In one embodiment of the invention, each of the processing sections is provided with a memory section for storing at least one data block. One of the processing sections sends a busy signal to preceding one of the processing sections while the memory section of the one of the processing sections is filled with data blocks.
In one embodiment of the invention, the processing sections includes: a variable length decoding section; an inverse scan section; an inverse quantization section; an inverse DCT section; and a motion compensation section.
In one embodiment of the invention, each of the variable length decoding section, inverse scan section, the inverse quantization section and the inverse DCT section is provided with a memory section for storing at least one data block. One or more of the variable length decoding section, inverse scan section, the inverse quantization section and the inverse DCT section sends a busy signal to preceding one of the processing sections while the memory section of the one of the sections is filled with data blocks.
In one embodiment of the invention, the motion compensation section includes a memory section for storing a plurality of data blocks, and sends a busy signal to preceding one of the processing sections while the memory section of the motion compensation section is filled with a plurality of data blocks.

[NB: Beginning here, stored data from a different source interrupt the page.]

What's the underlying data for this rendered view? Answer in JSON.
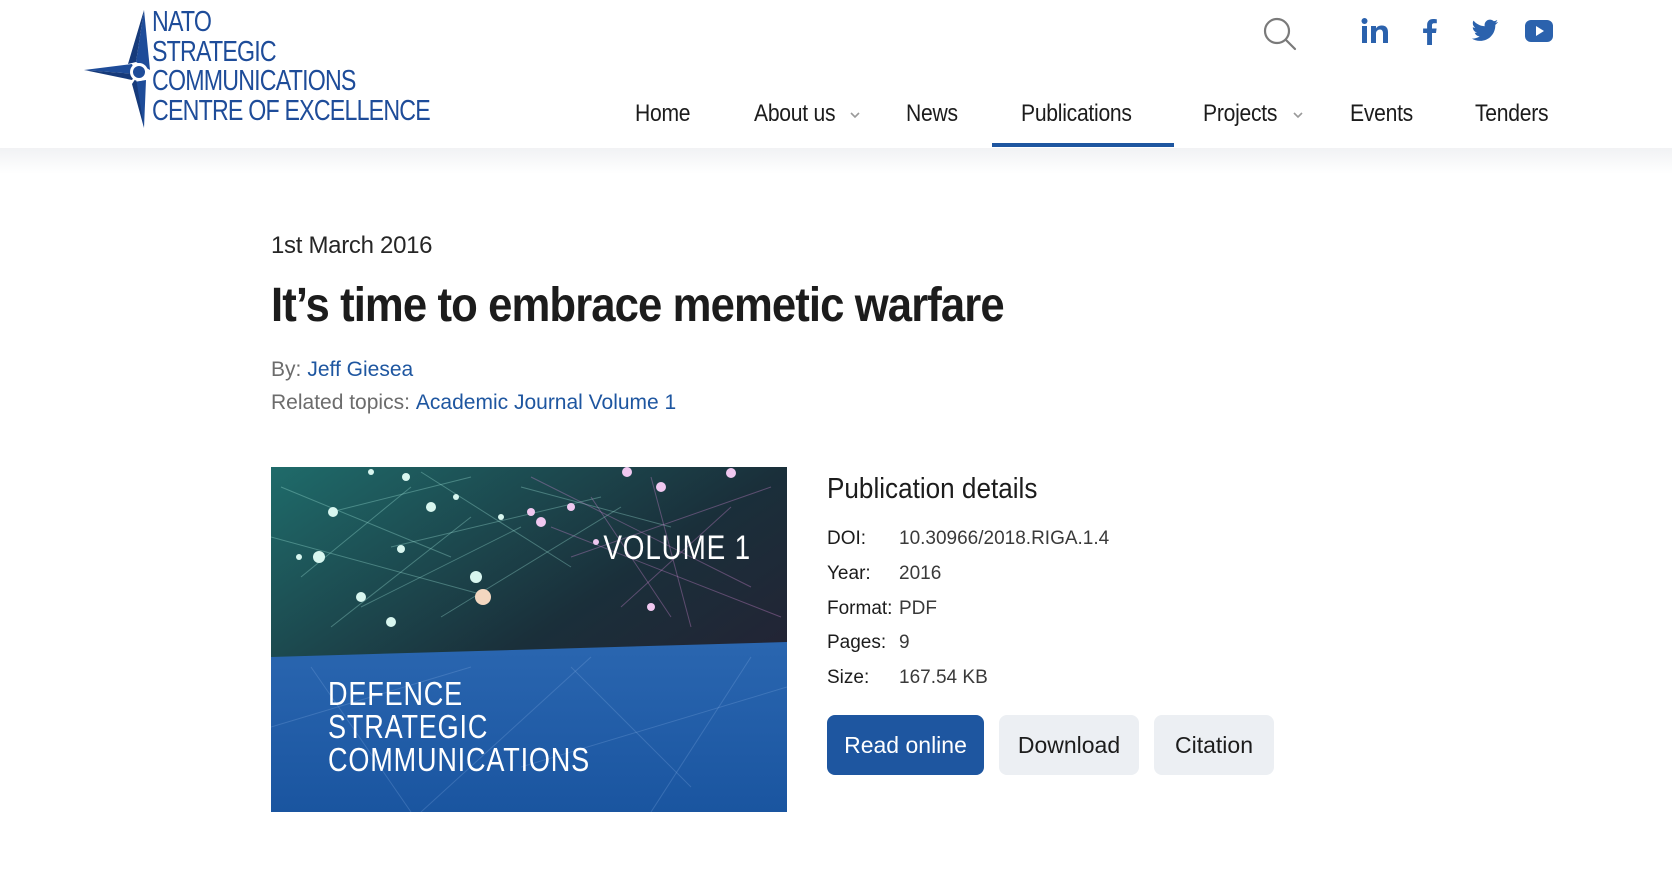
{
  "brand": {
    "logo_lines": [
      "NATO",
      "STRATEGIC",
      "COMMUNICATIONS",
      "CENTRE OF EXCELLENCE"
    ],
    "color": "#1e4c99"
  },
  "header": {
    "icons": [
      "search-icon",
      "linkedin-icon",
      "facebook-icon",
      "twitter-icon",
      "youtube-icon"
    ]
  },
  "nav": {
    "items": [
      {
        "label": "Home"
      },
      {
        "label": "About us"
      },
      {
        "label": "News"
      },
      {
        "label": "Publications"
      },
      {
        "label": "Projects"
      },
      {
        "label": "Events"
      },
      {
        "label": "Tenders"
      }
    ],
    "active": "Publications",
    "accent": "#1e56a0"
  },
  "article": {
    "date": "1st March 2016",
    "title": "It’s time to embrace memetic warfare",
    "by_label": "By:",
    "author": "Jeff Giesea",
    "topics_label": "Related topics:",
    "topic": "Academic Journal Volume 1"
  },
  "cover": {
    "volume": "VOLUME 1",
    "title_lines": [
      "DEFENCE",
      "STRATEGIC",
      "COMMUNICATIONS"
    ]
  },
  "details": {
    "heading": "Publication details",
    "rows": [
      {
        "key": "DOI:",
        "value": "10.30966/2018.RIGA.1.4"
      },
      {
        "key": "Year:",
        "value": "2016"
      },
      {
        "key": "Format:",
        "value": "PDF"
      },
      {
        "key": "Pages:",
        "value": "9"
      },
      {
        "key": "Size:",
        "value": "167.54 KB"
      }
    ]
  },
  "actions": {
    "read_online": "Read online",
    "download": "Download",
    "citation": "Citation"
  }
}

According to another aspect of this invention, an image processing device includes a plurality of processing sections for successively receiving and decoding a plurality of data blocks, which have been obtained by encoding a plurality of image blocks of an image, the plurality of processing sections including an inverse discrete cosine transform processing section for performing a two-dimensional inverse discrete cosine transform. The inverse discrete cosine transform processing section includes: a memory section for temporarily storing a plurality of data blocks; an operation section for successively performing an inverse discrete cosine transform for the data blocks stored in the memory section; and a control section for erasing one of the data blocks stored in the memory section which has been processed so that a new data block may be stored in the memory section, while another one of the data blocks in the memory section is being processed by the operation section.
In one embodiment of the invention, the memory section includes first and second memory sections each for temporarily storing a plurality of data blocks; the operation section includes first and second operation sections each for performing a one-dimensional inverse discrete cosine transform; and each one of the data blocks is first stored in the first memory section, the first operation section performing a one-dimensional inverse discrete cosine transform for the data block, after which the data block is transferred to the second memory section, the second operation section performing a one-dimensional inverse discrete cosine transform for the data block, thus performing a two-dimensional inverse discrete cosine transform for the data block.
In one embodiment of the invention, the control section includes first and second control sections respectively for controlling the first and second operation sections. The first control section erases one of the data blocks stored in the first memory section which has been processed so that a new data block may be stored in the first memory section, while another one of the data blocks in the first memory section is being processed by the first operation section. The second control section erases one of the data blocks stored in the second memory section which has been processed so that a new data block may be stored in the second memory section, while another one of the data blocks in the second memory section is being processed by the second operation section.
Thus, the invention described herein makes possible the advantage of providing an image processing device which can reduce the overall processing time with simple control.